Pellegrini’s task was to ensure that the rest of his squad did not consider themselves bit-part players in Ronaldo’s grand drama.

Describing his sacking in 2010, Pellegrini said: “It was the result of me defending several players who I believed were vital for the team.”

One of the biggest decisions any manager can make is to drop his goalkeeper. When Jose Mourinho discarded Iker Casillas it developed into a messy public feud, not least because Casillas’s partner, Sara Carbonero, is a television presenter.

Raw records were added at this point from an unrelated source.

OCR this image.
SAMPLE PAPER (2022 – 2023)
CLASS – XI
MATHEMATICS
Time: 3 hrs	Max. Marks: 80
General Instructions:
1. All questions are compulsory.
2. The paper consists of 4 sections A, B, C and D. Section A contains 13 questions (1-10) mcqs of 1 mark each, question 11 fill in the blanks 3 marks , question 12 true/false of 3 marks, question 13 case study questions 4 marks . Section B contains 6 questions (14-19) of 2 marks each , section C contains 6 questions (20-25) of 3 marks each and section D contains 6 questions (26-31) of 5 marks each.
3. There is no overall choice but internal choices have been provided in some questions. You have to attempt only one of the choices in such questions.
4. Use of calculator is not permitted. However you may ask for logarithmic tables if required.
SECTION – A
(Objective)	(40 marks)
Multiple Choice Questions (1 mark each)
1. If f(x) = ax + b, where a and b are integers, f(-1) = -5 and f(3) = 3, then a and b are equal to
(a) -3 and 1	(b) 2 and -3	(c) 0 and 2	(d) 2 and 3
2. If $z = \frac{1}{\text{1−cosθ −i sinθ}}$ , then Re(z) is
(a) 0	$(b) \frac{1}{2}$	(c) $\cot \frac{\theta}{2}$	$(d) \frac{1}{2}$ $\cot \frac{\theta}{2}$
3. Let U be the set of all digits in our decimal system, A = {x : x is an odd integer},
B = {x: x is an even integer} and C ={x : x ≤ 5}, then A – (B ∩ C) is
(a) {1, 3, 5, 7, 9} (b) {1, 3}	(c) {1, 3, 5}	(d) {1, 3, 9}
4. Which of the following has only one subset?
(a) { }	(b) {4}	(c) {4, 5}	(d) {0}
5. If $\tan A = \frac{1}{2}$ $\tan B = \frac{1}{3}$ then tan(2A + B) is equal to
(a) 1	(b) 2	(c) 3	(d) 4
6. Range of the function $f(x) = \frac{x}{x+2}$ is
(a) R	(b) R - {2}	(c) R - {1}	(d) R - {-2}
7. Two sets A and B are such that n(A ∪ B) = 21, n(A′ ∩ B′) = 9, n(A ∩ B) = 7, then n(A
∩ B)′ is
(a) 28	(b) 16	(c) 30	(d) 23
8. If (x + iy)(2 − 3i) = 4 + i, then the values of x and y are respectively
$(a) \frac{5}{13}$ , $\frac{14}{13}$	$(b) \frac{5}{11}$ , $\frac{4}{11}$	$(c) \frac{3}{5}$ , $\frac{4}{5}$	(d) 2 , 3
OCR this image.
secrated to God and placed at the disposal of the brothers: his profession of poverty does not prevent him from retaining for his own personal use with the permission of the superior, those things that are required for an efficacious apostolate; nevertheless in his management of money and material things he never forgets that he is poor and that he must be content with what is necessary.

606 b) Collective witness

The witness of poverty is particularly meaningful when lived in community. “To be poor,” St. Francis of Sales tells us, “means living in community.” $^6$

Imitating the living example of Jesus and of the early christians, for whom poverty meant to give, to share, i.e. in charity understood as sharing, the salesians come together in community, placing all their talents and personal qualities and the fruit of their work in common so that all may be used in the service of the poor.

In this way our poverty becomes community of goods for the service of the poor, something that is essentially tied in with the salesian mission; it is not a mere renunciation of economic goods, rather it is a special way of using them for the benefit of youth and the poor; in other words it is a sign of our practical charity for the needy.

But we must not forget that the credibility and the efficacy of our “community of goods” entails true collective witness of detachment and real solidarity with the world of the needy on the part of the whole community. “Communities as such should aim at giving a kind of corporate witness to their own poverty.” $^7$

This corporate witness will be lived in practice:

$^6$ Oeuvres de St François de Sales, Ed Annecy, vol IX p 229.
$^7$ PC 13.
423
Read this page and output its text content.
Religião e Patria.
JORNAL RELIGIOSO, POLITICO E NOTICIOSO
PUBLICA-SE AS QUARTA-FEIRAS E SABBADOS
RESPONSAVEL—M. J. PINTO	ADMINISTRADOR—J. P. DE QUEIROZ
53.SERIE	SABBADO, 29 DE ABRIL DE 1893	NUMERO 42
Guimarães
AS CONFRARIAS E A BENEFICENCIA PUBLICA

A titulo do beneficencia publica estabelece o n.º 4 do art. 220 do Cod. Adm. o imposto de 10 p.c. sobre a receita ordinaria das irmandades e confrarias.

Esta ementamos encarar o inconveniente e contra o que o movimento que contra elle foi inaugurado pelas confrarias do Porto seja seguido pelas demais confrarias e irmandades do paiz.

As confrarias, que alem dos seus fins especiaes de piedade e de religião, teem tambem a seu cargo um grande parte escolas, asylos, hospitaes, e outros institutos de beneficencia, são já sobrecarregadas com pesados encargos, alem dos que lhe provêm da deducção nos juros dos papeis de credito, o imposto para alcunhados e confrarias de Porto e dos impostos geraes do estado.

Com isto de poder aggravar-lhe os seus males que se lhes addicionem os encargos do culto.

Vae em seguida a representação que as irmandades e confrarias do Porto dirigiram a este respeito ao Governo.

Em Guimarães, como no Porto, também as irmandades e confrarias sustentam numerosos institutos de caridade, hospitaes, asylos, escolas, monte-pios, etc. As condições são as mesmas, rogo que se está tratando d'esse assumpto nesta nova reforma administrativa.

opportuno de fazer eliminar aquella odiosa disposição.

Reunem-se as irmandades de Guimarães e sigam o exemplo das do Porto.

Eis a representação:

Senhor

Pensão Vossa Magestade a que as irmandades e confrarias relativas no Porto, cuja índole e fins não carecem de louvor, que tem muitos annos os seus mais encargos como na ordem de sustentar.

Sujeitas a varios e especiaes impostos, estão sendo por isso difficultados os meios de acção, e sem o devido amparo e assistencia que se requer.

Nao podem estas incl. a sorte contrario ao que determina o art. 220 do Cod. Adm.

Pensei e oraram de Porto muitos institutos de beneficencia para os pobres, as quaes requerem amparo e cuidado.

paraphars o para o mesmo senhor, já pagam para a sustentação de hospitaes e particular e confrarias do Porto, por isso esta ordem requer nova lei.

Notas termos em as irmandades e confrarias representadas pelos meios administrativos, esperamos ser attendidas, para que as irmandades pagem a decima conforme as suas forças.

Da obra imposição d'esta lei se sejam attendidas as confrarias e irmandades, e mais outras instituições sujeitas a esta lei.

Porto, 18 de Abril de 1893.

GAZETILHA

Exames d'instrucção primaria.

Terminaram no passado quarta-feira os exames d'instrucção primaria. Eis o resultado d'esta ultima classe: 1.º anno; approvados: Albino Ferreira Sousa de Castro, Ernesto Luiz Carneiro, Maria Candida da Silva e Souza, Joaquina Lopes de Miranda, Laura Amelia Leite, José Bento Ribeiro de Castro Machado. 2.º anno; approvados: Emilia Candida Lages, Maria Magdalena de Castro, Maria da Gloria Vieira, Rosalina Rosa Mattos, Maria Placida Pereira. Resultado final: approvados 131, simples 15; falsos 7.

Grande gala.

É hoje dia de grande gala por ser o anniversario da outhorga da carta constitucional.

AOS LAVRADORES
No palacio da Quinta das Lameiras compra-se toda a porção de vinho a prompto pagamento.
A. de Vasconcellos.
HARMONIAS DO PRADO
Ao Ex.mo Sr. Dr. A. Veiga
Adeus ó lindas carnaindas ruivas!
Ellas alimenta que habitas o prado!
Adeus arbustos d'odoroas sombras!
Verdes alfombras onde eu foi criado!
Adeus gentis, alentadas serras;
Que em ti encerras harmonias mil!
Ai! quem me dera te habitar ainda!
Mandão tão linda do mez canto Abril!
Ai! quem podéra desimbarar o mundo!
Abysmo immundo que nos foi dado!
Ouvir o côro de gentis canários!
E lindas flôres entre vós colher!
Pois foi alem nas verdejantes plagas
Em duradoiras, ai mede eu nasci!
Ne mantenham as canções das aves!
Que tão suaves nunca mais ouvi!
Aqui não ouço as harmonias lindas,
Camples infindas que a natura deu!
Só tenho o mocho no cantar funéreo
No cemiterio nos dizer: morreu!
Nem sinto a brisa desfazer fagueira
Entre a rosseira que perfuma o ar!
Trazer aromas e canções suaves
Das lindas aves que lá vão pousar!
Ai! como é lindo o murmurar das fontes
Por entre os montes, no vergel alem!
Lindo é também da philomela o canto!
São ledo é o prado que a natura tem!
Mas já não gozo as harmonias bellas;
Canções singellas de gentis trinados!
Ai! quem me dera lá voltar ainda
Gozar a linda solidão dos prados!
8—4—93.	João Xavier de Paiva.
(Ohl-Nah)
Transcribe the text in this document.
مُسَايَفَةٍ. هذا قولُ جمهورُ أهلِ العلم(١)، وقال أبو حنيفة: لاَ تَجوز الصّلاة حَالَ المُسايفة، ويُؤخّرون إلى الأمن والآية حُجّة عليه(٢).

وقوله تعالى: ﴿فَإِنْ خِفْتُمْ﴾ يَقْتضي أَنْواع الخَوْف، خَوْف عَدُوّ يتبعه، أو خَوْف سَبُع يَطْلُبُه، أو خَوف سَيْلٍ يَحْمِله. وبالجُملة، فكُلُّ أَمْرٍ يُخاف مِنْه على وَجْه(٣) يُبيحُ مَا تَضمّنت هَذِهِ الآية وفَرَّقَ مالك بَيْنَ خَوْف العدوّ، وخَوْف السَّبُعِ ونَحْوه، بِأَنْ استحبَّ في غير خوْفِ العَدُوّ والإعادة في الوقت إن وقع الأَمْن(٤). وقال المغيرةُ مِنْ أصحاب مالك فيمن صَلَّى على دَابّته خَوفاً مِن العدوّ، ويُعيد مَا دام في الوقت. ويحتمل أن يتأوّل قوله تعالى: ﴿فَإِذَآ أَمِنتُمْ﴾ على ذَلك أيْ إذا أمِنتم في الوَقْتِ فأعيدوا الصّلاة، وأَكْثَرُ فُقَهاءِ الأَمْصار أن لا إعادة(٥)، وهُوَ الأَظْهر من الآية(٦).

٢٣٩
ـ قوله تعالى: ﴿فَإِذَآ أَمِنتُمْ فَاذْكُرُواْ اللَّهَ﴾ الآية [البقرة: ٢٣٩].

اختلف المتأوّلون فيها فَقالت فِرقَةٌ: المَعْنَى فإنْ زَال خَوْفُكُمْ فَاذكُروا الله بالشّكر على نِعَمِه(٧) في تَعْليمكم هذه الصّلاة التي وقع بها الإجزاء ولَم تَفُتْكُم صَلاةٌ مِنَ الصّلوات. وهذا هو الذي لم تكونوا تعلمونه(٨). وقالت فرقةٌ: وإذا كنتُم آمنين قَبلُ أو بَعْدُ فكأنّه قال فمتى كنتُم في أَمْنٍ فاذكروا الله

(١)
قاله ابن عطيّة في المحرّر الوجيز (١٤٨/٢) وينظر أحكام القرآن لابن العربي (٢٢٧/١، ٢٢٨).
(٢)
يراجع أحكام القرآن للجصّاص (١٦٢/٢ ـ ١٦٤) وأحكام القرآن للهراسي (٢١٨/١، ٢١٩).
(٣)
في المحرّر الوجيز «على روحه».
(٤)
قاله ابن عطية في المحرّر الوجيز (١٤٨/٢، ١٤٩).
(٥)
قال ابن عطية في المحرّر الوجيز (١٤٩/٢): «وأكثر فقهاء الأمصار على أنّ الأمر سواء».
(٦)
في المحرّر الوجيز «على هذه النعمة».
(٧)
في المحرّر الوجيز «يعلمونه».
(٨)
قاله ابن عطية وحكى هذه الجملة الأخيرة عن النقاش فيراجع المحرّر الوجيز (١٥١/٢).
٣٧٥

Though he had welcomed Mancini’s departure, by October, Hart’s form had fallen apart to the extent that after a 2-1 defeat at Stamford Bridge, his dropping felt like a mercy killing. Nevertheless, Hart was grateful that Pellegrini did not criticise him in public, talked to him when he was on the sidelines and was true to his word that he would be ‘rested’ rather than dropped. His fingertip save from Steven Naismith in the  3-2 win at Everton was the kind that wins championships.

Mancini had never told reporters he wanted to punch Hart in the same way he told them he had wanted to punch Nasri. Then the boy from Marseilles was a mess, so wound up by his failures with France and in the Premier League that he could not bring himself to discuss it with his agent, much less his parents.

In November, sitting in the press room at the Etihad Stadium, he compared Pellegrini’s man-management style to that of Arsène Wenger. “In the end, I decided to talk to the people I love, to smile and do what I do best – which is to play football.”

He was fortunate in that Pellegrini’s philosophy favoured playmakers and big centre forwards. Had it not, no amount of talks would have kept Dzeko in Manchester.

Pellegrini is not one for great phrases or dressing-room rhetoric. His is a different type of leadership. The late Tony Benn said: “When the best leader’s work is done, people turn round and say: ‘we did it ourselves’.” That is the story of City in 2014. They did it themselves.